Crítica (Sem Spoilers)
Lançado diretamente em vídeo no ápice do formato VHS em 1996, Às Vezes Eles Voltam… Outra Vez resgata a premissa fantasmagórica do famoso telefilme de 1991 baseado no conto clássico de Stephen King publicado na coletânea Sombras da Noite.
O filme substitui o tom escolar e nostálgico do original por uma estética visceral, estilizada e repleta de terror sobrenatural noventista. Michael Gross (famoso pela franquia O Mágico de Oz e O Trem das Treze) constrói um protagonista atordoado pelo trauma do passado, mas o grande destaque do elenco fica para o jovem elenco de apoio: Alexis Arquette entrega uma performance deliciosamente ameaçadora e extravagante como o vilão líder do grupo profano, enquanto uma jovem Hilary Swank (três anos antes de vencer seu primeiro Oscar) brilha no papel da filha ingênua e vulnerável perseguida pela maldição.

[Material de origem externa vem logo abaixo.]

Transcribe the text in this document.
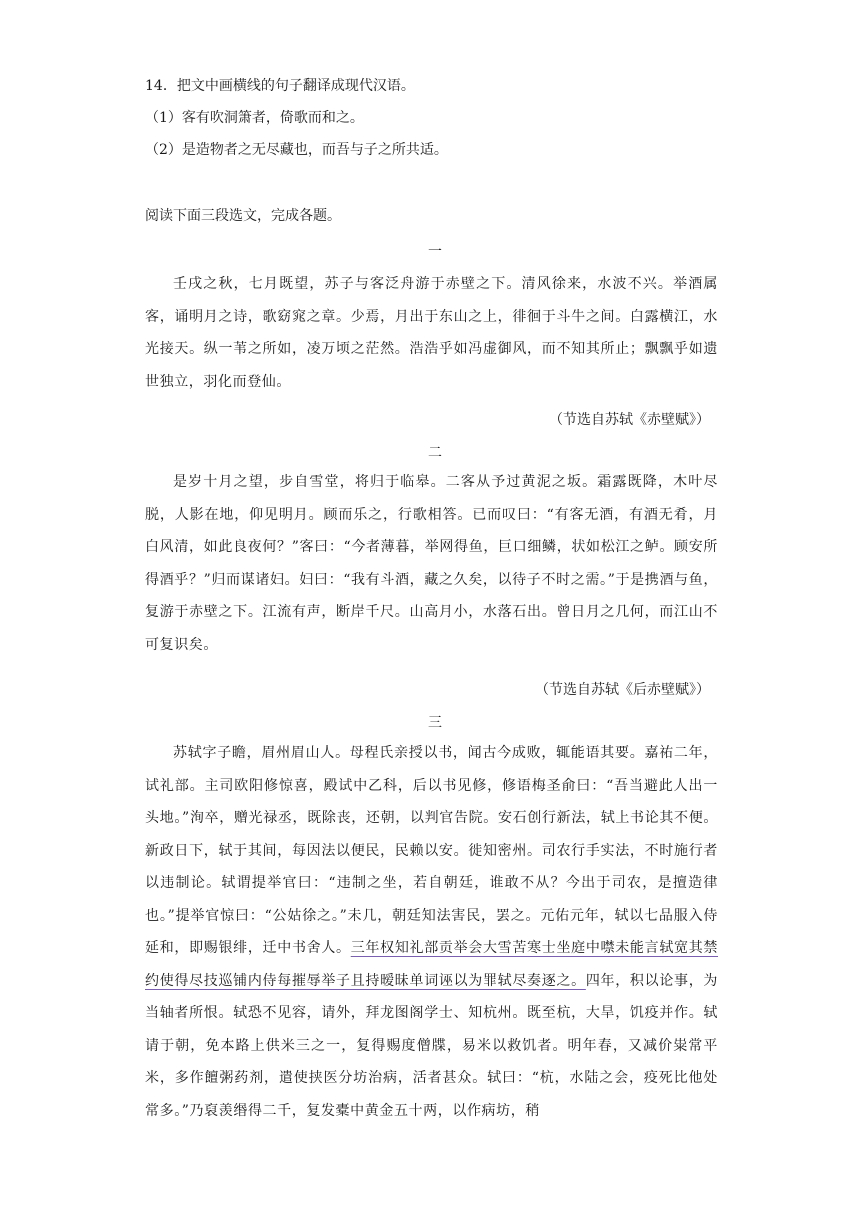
14．把文中画横线的句子翻译成现代汉语。
（1）客有吹洞箫者，倚歌而和之。
（2）是造物者之无尽藏也，而吾与子之所共适。
阅读下面三段选文，完成各题。
一

壬戌之秋，七月既望，苏子与客泛舟游于赤壁之下。清风徐来，水波不兴。举酒属客，诵明月之诗，歌窈窕之章。少焉，月出于东山之上，徘徊于斗牛之间。白露横江，水光接天。纵一苇之所如，凌万顷之茫然。浩浩乎如冯虚御风，而不知其所止；飘飘乎如遗世独立，羽化而登仙。

（节选自苏轼《赤壁赋》）
二

是岁十月之望，步自雪堂，将归于临皋。二客从予过黄泥之坂。霜露既降，木叶尽脱，人影在地，仰见明月。顾而乐之，行歌相答。已而叹曰：“有客无酒，有酒无肴，月白风清，如此良夜何？”客曰：“今者薄暮，举网得鱼，巨口细鳞，状如松江之鲈。顾安所得酒乎？”归而谋诸妇。妇曰：“我有斗酒，藏之久矣，以待子不时之需。”于是携酒与鱼，复游于赤壁之下。江流有声，断岸千尺。山高月小，水落石出。曾日月之几何，而江山不可复识矣。

（节选自苏轼《后赤壁赋》）
三

苏轼字子瞻，眉州眉山人。母程氏亲授以书，闻古今成败，辄能语其要。嘉祐二年，试礼部。主司欧阳修惊喜，殿试中乙科，后以书见修，修语梅圣俞曰：“吾当避此人出一头地。”洵卒，赠光禄丞，既除丧，还朝，以判官告院。安石创行新法，轼上书论其不便。新政日下，轼于其间，每因法以便民，民赖以安。徙知密州。司农行手实法，不时施行者以违制论。轼谓提举官曰：“违制之坐，若自朝廷，谁敢不从？今出于司农，是擅造律也。”提举官惊曰：“公姑徐之。”未几，朝廷知法害民，罢之。元佑元年，轼以七品服入侍延和，即赐银绯，迁中书舍人。三年权知礼部贡举会大雪苦寒士坐庭中噤未能言轼宽其禁约使得尽技巡铺内侍每摧辱举子且持暧昧单词诬以为罪轼尽奏逐之。四年，积以论事，为当轴者所恨。轼恐不见容，请外，拜龙图阁学士、知杭州。既至杭，大旱，饥疫并作。轼请于朝，免本路上供米三之一，复得赐度僧牒，易米以救饥者。明年春，又减价粜常平米，多作饘粥药剂，遣使挟医分坊治病，活者甚众。轼曰：“杭，水陆之会，疫死比他处常多。”乃裒羡缗得二千，复发橐中黄金五十两，以作病坊，稍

O diretor Adam Grossman faz um bom uso de iluminação dramática, maquiagem e efeitos práticos de horror, criando uma atmosfera angustiante e estilizada de fobia sobrenatural. Embora se afaste do texto original de King para criar sua própria mitologia de pactos infernais, o longa é uma sequência direct-to-video divertida, dinâmica e muito representativa do cinema de terror do final do século XX.